Maneras de curarse del síndrome del pánico son cuestiones muy presentes en la mente de quien enfrenta el problema. El primer paso para combatir cualquier enfermedad es conocerla.

¿Qué es el síndrome del pánico y cuáles son sus síntomas

La psiquiatría define el síndrome del pánico como uno de los muchos trastornos causados ​​por la ansiedad. Yo diría que la ansiedad es la madre del síndrome del pánico.

La mayor diferencia es que la ansiedad es más constante, más duradera y menos intensa. La crisis de pánico parece venir de la nada y es muy intensa. Los principales síntomas de quien está teniendo un ataque de pánico, son:

  • Aceleración del ritmo cardiaco;
  • temblor;
  • mareos;
  • escalofríos;
  • Intermitencia entre la sensación de calor intenso y la sensación de frío intenso;
  • Enfriamiento de los músculos;
  • náuseas;
  • diarrea;
  • Dificultad para respirar (sensación de sofocación);
  • Sensación de que va a morir o enloquecer (sensación de que se va a perder el control).

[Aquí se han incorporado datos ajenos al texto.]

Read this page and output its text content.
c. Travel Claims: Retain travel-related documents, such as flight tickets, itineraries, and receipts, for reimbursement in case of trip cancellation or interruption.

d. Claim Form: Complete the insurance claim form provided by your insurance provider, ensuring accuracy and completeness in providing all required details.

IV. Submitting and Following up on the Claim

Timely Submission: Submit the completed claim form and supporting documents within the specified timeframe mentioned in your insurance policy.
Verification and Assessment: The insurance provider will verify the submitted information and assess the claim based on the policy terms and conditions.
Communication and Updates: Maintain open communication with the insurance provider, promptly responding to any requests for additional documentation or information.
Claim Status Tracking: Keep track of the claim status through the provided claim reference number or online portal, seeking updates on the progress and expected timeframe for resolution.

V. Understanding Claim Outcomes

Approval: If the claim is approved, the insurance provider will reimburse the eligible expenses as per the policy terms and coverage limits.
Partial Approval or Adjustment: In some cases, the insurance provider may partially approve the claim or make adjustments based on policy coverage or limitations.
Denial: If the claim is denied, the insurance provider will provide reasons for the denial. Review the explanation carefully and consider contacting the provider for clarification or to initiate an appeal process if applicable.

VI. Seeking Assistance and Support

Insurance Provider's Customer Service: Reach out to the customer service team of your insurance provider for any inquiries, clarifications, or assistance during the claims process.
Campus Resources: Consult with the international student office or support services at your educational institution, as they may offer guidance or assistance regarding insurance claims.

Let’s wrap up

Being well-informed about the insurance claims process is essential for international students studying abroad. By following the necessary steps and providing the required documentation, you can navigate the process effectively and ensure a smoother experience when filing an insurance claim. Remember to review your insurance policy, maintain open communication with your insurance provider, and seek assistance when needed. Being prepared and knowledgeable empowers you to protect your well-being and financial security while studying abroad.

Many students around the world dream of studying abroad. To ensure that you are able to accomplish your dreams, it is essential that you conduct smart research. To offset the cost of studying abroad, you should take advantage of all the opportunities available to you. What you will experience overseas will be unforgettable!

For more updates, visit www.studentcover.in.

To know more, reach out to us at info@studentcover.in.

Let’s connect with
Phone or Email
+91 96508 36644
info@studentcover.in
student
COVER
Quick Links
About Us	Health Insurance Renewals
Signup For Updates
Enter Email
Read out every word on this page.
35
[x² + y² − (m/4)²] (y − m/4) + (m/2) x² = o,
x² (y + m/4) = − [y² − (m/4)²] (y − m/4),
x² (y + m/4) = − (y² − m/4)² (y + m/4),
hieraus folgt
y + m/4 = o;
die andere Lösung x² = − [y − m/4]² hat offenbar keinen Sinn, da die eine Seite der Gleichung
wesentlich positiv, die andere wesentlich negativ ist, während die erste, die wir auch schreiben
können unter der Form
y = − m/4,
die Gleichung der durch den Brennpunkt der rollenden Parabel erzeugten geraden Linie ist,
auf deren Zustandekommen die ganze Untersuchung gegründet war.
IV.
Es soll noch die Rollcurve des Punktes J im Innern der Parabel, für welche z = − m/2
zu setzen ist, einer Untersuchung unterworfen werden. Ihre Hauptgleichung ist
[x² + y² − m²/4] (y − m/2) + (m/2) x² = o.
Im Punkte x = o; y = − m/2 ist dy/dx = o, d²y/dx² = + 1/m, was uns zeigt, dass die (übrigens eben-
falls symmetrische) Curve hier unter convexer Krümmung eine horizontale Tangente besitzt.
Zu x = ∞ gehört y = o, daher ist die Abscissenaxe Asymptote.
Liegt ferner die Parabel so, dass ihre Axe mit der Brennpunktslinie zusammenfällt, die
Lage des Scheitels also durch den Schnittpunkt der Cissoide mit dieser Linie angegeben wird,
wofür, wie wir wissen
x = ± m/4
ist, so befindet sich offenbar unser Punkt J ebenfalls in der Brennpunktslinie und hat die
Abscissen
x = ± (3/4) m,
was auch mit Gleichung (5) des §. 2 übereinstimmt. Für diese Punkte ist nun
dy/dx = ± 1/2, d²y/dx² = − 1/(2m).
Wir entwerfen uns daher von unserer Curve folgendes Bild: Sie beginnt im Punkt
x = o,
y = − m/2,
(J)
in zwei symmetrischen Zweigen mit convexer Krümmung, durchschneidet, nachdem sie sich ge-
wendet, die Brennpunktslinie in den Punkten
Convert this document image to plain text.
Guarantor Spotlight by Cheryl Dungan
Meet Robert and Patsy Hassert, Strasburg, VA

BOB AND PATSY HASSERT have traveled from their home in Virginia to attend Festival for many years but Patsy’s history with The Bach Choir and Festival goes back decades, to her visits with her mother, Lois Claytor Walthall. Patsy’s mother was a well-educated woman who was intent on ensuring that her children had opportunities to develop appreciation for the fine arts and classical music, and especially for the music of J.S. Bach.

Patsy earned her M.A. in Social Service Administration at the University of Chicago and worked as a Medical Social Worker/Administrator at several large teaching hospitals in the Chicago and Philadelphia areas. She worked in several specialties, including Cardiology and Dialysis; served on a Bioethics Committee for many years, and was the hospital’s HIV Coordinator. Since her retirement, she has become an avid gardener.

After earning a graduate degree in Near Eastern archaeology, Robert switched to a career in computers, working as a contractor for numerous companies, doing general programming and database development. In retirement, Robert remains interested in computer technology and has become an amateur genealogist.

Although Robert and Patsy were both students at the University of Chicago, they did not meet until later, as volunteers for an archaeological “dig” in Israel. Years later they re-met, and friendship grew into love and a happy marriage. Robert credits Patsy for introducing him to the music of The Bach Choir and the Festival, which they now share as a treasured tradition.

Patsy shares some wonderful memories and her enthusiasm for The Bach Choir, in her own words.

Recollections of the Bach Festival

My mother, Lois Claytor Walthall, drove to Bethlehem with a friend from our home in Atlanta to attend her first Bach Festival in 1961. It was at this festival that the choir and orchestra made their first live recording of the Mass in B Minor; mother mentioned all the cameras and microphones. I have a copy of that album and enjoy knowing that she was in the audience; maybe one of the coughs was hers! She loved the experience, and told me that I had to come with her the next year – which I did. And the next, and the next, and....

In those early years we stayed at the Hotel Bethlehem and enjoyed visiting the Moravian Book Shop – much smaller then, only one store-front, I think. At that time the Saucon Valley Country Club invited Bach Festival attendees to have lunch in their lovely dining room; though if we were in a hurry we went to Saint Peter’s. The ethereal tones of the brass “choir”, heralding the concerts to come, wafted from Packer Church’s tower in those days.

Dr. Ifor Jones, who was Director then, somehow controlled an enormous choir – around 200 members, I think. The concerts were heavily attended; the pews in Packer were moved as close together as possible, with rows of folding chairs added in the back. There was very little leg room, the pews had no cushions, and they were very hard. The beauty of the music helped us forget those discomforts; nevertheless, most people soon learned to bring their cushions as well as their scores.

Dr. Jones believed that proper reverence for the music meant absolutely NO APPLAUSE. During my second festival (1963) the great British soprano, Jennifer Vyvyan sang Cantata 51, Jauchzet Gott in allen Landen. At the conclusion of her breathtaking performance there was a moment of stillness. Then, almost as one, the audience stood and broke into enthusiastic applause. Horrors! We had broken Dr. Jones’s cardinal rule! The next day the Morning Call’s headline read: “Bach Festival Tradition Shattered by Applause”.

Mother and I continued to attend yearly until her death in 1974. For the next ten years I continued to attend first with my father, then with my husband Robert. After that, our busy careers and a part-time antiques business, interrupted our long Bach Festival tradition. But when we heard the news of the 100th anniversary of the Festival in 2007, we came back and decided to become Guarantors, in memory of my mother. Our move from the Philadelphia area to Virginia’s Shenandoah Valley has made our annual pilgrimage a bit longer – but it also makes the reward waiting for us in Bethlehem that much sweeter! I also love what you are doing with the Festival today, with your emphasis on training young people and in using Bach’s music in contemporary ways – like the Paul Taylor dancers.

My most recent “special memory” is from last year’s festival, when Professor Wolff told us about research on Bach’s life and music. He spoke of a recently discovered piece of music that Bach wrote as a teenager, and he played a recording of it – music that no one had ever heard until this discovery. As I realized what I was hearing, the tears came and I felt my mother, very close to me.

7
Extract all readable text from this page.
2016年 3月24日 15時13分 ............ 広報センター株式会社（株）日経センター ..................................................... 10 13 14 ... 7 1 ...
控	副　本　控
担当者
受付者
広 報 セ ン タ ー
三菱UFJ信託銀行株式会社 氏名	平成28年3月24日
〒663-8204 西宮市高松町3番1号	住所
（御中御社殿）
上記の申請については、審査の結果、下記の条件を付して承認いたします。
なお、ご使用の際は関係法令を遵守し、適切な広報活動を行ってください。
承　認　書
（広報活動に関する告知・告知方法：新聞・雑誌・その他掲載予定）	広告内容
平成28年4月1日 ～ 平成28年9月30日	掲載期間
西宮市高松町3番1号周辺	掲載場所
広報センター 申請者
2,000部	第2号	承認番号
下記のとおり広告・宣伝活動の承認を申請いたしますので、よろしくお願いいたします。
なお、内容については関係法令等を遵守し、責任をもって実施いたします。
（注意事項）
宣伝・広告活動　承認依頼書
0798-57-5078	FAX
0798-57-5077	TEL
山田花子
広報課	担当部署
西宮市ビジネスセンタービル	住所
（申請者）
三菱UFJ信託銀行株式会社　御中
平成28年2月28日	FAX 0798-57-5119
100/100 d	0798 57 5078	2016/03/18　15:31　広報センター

Un ataque de pánico dura alrededor de 10 a 25 minutos y, debido a la adrenalina descargada en el momento, hay una sensación de somnolencia intensa después de una crisis, que contrasta con el estado híper vigilante en que la persona se coloca, por miedo a una nueva crisis.

Quien pasa por eso enfrenta, no sólo los problemas arriba listados, sino que también convive con la falta de comprensión por parte de algunos familiares y amigos. No basta con tener "fuerza de voluntad", como quien desconoce el problema suele decir. Cuando se está en esa etapa, ayuda de quien conozca el problema es fundamental. Una etapa después de eso es el "miedo a tener miedo". En esta etapa la persona pasa a evitar lugares y situaciones donde tuvo ataques anteriores.

Cómo tratar

Varios son los tratamientos existentes hoy en día. El primer paso es, por supuesto, a ver a un médico para hacer un chequeo para asegurarse de que los síntomas anteriores no son signos de otras enfermedades. Esto, un psiquiatra o neurólogo van a prescribir medicación. El más común es que prescriba un inhibidor de la recaptación de serotonina asociado a un ansiolítico.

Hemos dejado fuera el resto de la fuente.